Maybe I'm dense (I'm not a lawyer, after all, though I play one on TV), but how can Randy Barnett claim to believe in original meaning originalism and still argue that actions that were capital offenses when the Constitution was written and ratified are, in fact, Constitutionally protected rights?
Clayton Cramer has lots more, and expressed again some of the many pitfalls of a truly libertarian society. Since Mr. Barnett isn't up to the task, I'm eager for TM Lutas to address the following scenarios:
I'm told by a reader who has asked Barnett whether cannibalism laws could survive challenge under Barnett's theory that Barnett responded that cannibalism isn't the same as homosexuality, and expressing incredulity that anyone would ask the question. Very true.
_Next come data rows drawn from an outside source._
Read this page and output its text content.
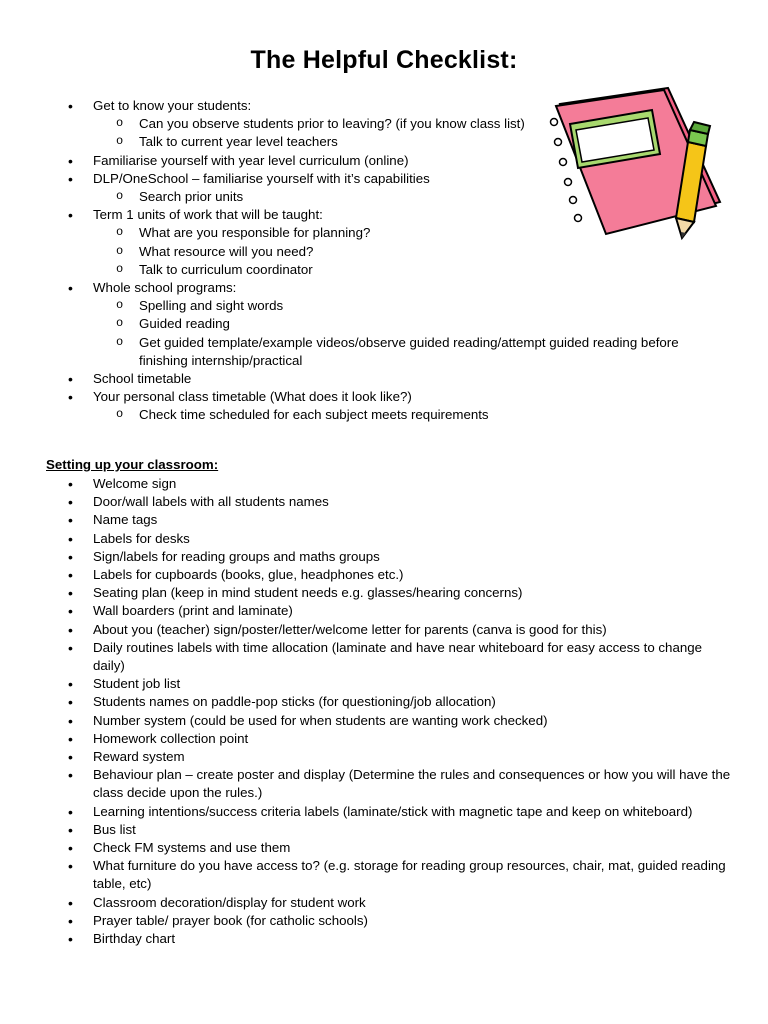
The Helpful Checklist:
• Get to know your students:
o Can you observe students prior to leaving? (if you know class list)
o Talk to current year level teachers
• Familiarise yourself with year level curriculum (online)
• DLP/OneSchool – familiarise yourself with it’s capabilities
o Search prior units
• Term 1 units of work that will be taught:
o What are you responsible for planning?
o What resource will you need?
o Talk to curriculum coordinator
• Whole school programs:
o Spelling and sight words
o Guided reading
o Get guided template/example videos/observe guided reading/attempt guided reading before finishing internship/practical
• School timetable
• Your personal class timetable (What does it look like?)
o Check time scheduled for each subject meets requirements

Setting up your classroom:

• Welcome sign
• Door/wall labels with all students names
• Name tags
• Labels for desks
• Sign/labels for reading groups and maths groups
• Labels for cupboards (books, glue, headphones etc.)
• Seating plan (keep in mind student needs e.g. glasses/hearing concerns)
• Wall boarders (print and laminate)
• About you (teacher) sign/poster/letter/welcome letter for parents (canva is good for this)
• Daily routines labels with time allocation (laminate and have near whiteboard for easy access to change daily)
• Student job list
• Students names on paddle-pop sticks (for questioning/job allocation)
• Number system (could be used for when students are wanting work checked)
• Homework collection point
• Reward system
• Behaviour plan – create poster and display (Determine the rules and consequences or how you will have the class decide upon the rules.)
• Learning intentions/success criteria labels (laminate/stick with magnetic tape and keep on whiteboard)
• Bus list
• Check FM systems and use them
• What furniture do you have access to? (e.g. storage for reading group resources, chair, mat, guided reading table, etc)
• Classroom decoration/display for student work
• Prayer table/ prayer book (for catholic schools)
• Birthday chart
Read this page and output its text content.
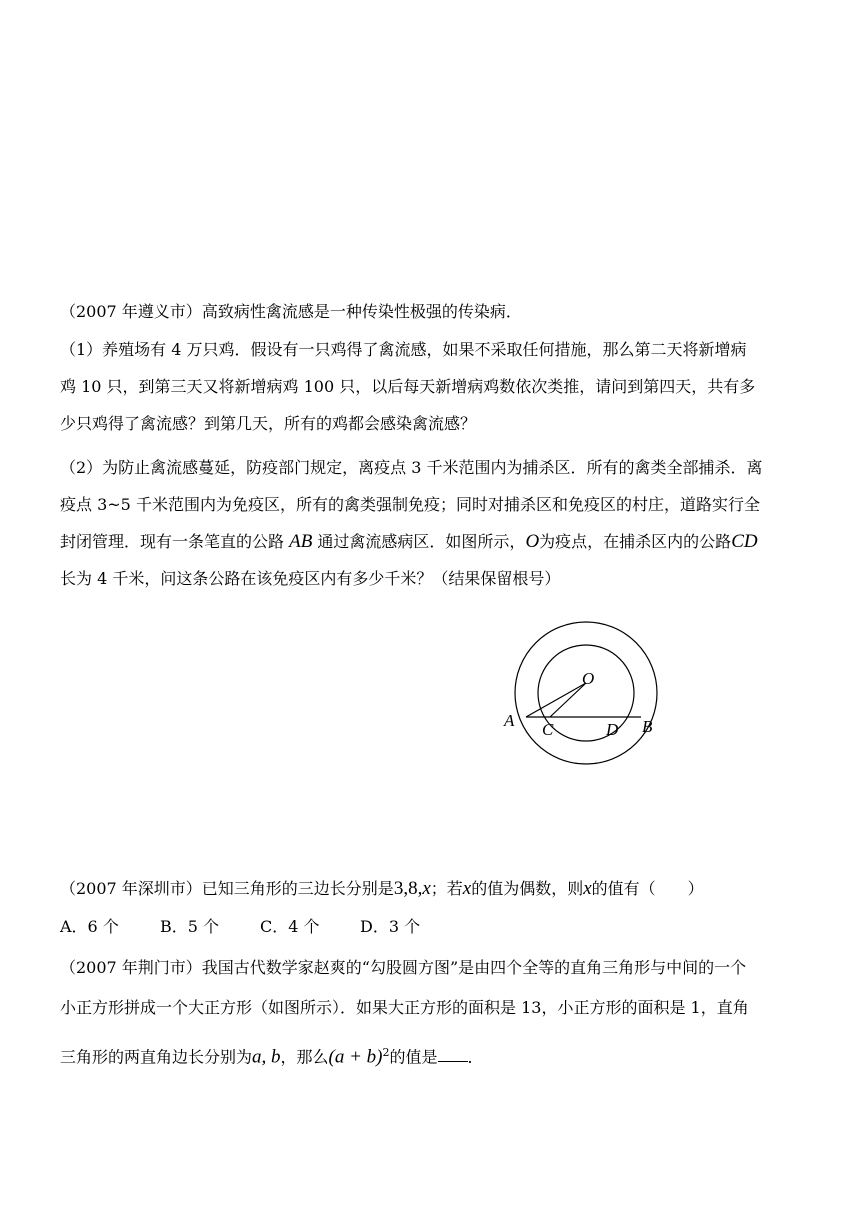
（2007 年遵义市）高致病性禽流感是一种传染性极强的传染病．
（1）养殖场有 4 万只鸡．假设有一只鸡得了禽流感，如果不采取任何措施，那么第二天将新增病
鸡 10 只，到第三天又将新增病鸡 100 只，以后每天新增病鸡数依次类推，请问到第四天，共有多
少只鸡得了禽流感？到第几天，所有的鸡都会感染禽流感？
（2）为防止禽流感蔓延，防疫部门规定，离疫点 3 千米范围内为捕杀区．所有的禽类全部捕杀．离
疫点 3~5 千米范围内为免疫区，所有的禽类强制免疫；同时对捕杀区和免疫区的村庄，道路实行全
封闭管理．现有一条笔直的公路 AB 通过禽流感病区．如图所示，O为疫点，在捕杀区内的公路CD
长为 4 千米，问这条公路在该免疫区内有多少千米？（结果保留根号）
O
A C	D B
（2007 年深圳市）已知三角形的三边长分别是3,8,x；若x的值为偶数，则x的值有（　　）
A．6 个	B．5 个	C．4 个	D．3 个
（2007 年荆门市）我国古代数学家赵爽的“勾股圆方图”是由四个全等的直角三角形与中间的一个
小正方形拼成一个大正方形（如图所示）．如果大正方形的面积是 13，小正方形的面积是 1，直角
三角形的两直角边长分别为a, b，那么$(a + b)^2$的值是 ．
But if Barnett's theory is really intended as an all-encompassing theory of Constitutional interpretation--and not just a way to strike down laws that he doesn't like--then he needs to explain why consensual cannibalism laws, laws prohibiting sex with animals in the middle of Main Street, laws against molestation of children, and laws against child pornography are Constitutional, since they do not necessarily involve either physical or economic harm to others. (Yes, you can construct scenarios in each of these cases that do not involve physical harm to other people.)
Bill Wallo points out that we tried a more limited federal government under the Articles of Confederation, and it didn't work too well. Many of the problems were in the details, of course, not merely the high-level concept, but still an interesting point.